Aditya Kumarakrishnan, da Walmart Global Tech, proferiu uma palestra de 50 minutos na QCon AI argumentando que a indústria de agentes está repetindo um padrão histórico: construir rápido, esquecer lições fundamentais, desabar, reconstruir. Sua prescrição não é um novo framework—são quatro ideias da ciência da computação que a maioria do ferramental de agentes atual ignora.

Kumarakrishnan, um Technical Fellow na Walmart Global Tech, chama o momento atual de "fase de amnésia". Equipes estão lançando sistemas de agentes em fundações frágeis e repetindo erros arquiteturais de picos de IA anteriores. Cada ciclo de hype de IA produz "esquecimento catastrófico de todas as lições aprendidas no pico anterior". O resultado: modos de falha já documentados com soluções e implementações funcionais dos anos 1990.

Os quatro pilares mapeiam diretamente para onde sistemas de agentes em produção falham. Primeiro, equipes precisam de uma definição conceitual mais forte de um agente—não uma cadeia de prompts ou um loop de chamada de ferramentas, mas uma primitiva de delegação equilibrando ubiquidade, interconexão, orientação humana, delegação e inteligência. Segundo, agentes devem ser modulares e extensíveis desde o primeiro dia; acoplamento firme entre memória, raciocínio e execução de ferramentas é a causa raiz mais comum de sistemas que funcionam em demos e falham sob carga real.
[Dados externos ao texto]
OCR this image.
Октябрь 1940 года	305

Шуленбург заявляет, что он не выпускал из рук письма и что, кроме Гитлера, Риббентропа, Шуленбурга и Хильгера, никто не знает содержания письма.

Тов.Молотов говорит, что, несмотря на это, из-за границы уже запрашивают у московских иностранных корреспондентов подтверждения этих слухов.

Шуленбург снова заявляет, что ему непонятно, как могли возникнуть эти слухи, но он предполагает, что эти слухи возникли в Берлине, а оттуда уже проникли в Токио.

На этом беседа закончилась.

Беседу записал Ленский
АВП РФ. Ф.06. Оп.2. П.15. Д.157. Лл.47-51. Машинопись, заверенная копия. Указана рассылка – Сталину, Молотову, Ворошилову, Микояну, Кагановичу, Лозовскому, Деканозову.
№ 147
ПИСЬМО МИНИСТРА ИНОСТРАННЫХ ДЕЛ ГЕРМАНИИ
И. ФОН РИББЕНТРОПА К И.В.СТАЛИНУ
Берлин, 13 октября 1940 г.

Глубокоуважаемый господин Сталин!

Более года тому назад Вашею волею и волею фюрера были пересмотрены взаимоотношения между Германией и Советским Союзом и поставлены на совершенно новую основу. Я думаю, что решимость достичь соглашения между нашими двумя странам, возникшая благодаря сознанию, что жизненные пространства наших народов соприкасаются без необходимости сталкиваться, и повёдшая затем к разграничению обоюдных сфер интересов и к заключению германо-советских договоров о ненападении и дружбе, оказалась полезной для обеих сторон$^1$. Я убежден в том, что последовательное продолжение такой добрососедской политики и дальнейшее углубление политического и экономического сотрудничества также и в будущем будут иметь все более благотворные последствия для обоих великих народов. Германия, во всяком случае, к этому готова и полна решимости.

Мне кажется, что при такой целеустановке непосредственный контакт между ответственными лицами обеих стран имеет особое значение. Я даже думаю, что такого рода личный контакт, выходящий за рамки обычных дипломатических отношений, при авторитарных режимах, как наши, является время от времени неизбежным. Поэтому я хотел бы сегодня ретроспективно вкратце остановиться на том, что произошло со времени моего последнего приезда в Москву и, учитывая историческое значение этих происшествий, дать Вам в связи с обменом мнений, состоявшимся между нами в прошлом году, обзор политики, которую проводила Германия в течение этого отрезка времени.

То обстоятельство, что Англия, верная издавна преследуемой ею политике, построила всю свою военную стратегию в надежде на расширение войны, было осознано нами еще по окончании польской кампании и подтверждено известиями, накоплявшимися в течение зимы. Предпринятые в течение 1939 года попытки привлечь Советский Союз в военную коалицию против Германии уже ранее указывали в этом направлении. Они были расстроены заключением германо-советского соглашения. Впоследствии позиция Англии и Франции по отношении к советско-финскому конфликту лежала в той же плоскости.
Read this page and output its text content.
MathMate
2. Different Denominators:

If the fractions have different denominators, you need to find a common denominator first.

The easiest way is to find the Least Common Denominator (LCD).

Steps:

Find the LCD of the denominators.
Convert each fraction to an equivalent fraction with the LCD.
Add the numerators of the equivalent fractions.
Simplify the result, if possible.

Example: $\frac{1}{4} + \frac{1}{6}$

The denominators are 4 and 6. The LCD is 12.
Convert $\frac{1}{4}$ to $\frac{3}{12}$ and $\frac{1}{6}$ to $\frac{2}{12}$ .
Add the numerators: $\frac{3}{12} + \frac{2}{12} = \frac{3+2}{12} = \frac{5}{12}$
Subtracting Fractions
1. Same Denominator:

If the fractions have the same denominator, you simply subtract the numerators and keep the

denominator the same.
Terceiro, ciência de processos—décadas de pesquisa em gerenciamento de fluxo de trabalho e processos de negócio—se aplica diretamente ao design de agentes e é quase universalmente ignorada por engenheiros que buscam LangGraph ou similares. Quarto, em vez de implantar agentes em ambientes legados brutos e pedir ao agente para compensar, equipes deveriam "terraformar" esses ambientes em artefatos estruturados com sourcing de eventos que exponham informações que agentes precisam sem engenharia de prompts heróica.

O framework CoALA (Cognitive Architectures for Language Agents, arXiv:2309.02427, publicado em Transactions on Machine Learning Research) é a ferramenta diagnóstica de Kumarakrishnan para o segundo pilar. CoALA organiza qualquer agente ao longo de três eixos: um sistema modular de memória (working, episódica, semântica, procedural), um espaço de ação estruturado separando operações internas de chamadas de ferramentas externas, e um loop de tomada de decisão de propor → avaliar → selecionar → executar → observar. A pergunta diagnóstica: qual tipo de memória seu sistema carece? Um agente sem memória episódica não pode refletir sobre sessões anteriores. Um agente sem memória semântica não tem lugar para armazenar fatos além de seu cutoff de treinamento. Memory for Agents do LangChain cita a taxonomia do CoALA como o substrato para o LangGraph Memory Store—isso não é puramente vocabulário acadêmico. Os autores do CoALA pesquisaram um amplo corpo de pesquisa de agentes de linguagem e descobriram que arquiteturas estruturadas—aquelas que separam memória, grounding e ciclos de decisão—consistentemente superam LLMs base em tarefas complexas multi-passo. Nenhuma figura de benchmark único é citada, mas a lacuna taxonômica que o framework expõe é o ponto diagnóstico.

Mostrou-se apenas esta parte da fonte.